There are 3 different ways you can use the sort method and they are .sort, .sort! and .sort_by
(1) .sort
This is the basic sort method that will compare all elemetns of the cllection using the sorting operator.
**The sorting operator <=> **
This is also knows as the spaceship operator.
It will take in 2 parameters and return one of the following 3 values:
- 0 if the two parameters are equal
- -1 if the first parameter is less than the second parameter
- 1 if the first parameter is greater than the second parameter
(if the result is 0, the order of the elements is unpredictable and doesn’t change)
So the sort method will sort integers from the smallest value to the largest (ascending order), and sort strings alphabetically. This will return a new array(or hash) with the results without changing the existing array. Sometimes you like to store the return value in a variable to keep for later.
EX: [1, 25, 5, 15, 10, 20].sort
=> [1, 5, 10, 15, 20, 25]
or
arr = [‘Banana’, ‘Apple’, ‘Mango’, ‘Passionfruit’, ‘Pineapple’]
new_arr = arr.sort
=> [“Apple”, “Banana”, “Mango”, “Passionfruit”, “Pineapple”]

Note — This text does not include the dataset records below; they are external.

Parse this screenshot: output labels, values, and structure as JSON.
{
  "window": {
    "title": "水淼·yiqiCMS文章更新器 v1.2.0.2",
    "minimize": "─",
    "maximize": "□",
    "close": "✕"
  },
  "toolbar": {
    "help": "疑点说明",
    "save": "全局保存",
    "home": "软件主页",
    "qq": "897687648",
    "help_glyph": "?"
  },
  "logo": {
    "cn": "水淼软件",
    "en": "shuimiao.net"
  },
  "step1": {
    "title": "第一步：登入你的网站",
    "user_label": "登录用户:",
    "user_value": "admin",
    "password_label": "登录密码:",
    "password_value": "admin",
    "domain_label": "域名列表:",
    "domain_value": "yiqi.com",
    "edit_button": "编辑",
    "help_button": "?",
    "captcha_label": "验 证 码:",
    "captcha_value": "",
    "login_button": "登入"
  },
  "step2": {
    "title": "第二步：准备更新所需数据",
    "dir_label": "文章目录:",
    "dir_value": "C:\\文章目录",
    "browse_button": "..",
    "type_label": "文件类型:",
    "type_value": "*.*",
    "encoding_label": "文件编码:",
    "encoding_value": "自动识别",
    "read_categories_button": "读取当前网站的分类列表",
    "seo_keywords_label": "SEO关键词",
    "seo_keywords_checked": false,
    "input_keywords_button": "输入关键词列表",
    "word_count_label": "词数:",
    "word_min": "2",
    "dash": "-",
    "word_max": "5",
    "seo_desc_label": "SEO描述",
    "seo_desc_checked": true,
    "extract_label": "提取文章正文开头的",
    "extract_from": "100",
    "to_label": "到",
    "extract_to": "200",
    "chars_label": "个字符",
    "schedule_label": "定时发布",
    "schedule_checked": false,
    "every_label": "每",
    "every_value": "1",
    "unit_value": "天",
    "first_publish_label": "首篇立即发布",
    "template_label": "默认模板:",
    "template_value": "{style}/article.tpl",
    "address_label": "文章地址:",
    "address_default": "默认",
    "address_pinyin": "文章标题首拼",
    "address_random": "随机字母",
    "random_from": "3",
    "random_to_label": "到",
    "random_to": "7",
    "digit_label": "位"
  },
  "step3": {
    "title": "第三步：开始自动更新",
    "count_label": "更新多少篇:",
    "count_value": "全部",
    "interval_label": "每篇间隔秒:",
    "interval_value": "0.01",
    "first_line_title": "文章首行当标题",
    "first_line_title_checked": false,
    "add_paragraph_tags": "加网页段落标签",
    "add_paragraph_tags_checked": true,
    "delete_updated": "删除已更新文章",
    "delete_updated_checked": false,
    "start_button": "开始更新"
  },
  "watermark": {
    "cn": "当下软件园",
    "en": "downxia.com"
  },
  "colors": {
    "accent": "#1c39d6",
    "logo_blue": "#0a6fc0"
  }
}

arr = [‘Banana’, ‘Apple’, ‘Mango’, ‘Passionfruit’, ‘Pineapple’]
new_arr = => [“Apple”, “Banana”, “Mango”, “Passionfruit”, “Pineapple”]
Now the sort method works great just that way, but you can also pass in an optional block if you would like and customize the way you want everything getting sorted. For example if you wanted to sort integers in from greatest to least (descending order) you would do something like this:
[1, 5, 3, 7, 9].sort { | a, b | b <=> a } # => [9, 7, 5, 3, 1] |
(2) .sort!
This method works the same way as just regular. sort, except it changes the original arrays values instead of creating a new one.
For example:
my_array = [9, 4, 3, 8, 7]
my_array.sort! = [3, 4, 7, 8, 9]
my_array = [3, 4, 7 ,8, 9]
(3) .sort_by
Lastly, the sort_by method must be called with a block that takes in an argument (or 2 for a hash). The syntax looks like this for the two:
sort_by { | obj | block } → array |
sort_by { | x, y | block } → hash |
This method will sort the data by mapping the values through the given block and returns the value in ascending order.
For example let’s sort an array by the length of the strings passed through
arr = [‘Banana’, ‘Apple’, ‘Mango’, ‘Passionfruit’, ‘Pineapple’]
arr.sort_by{ | word | word.length } |
=> [“Apple”, “Mango”, “Banana”, “Pineapple”, “Passionfruit”]
Now if you wanted to sort it in reverse order (or descending) you can use the - instead of the reverse method
arr.sort_by { | word | -word.length } |
=> [“Passionfruit”, “Pineapple”, “Banana”, “Apple”, “Mango”]
Lastly here is an example with a hash
hash = {a:1, b:2, c:4, d:3, e:2}
Now you sort it by just the values like this:
hash.sort_by { | k, v | v} |
=> [[:a, 1], [:b, 2], [:e, 2], [:d, 3], [:c, 4]]
And thats the run down for those methods! Sort is a very helpful method to learn for Ruby and I am glad I took the time to understand the different forms of it.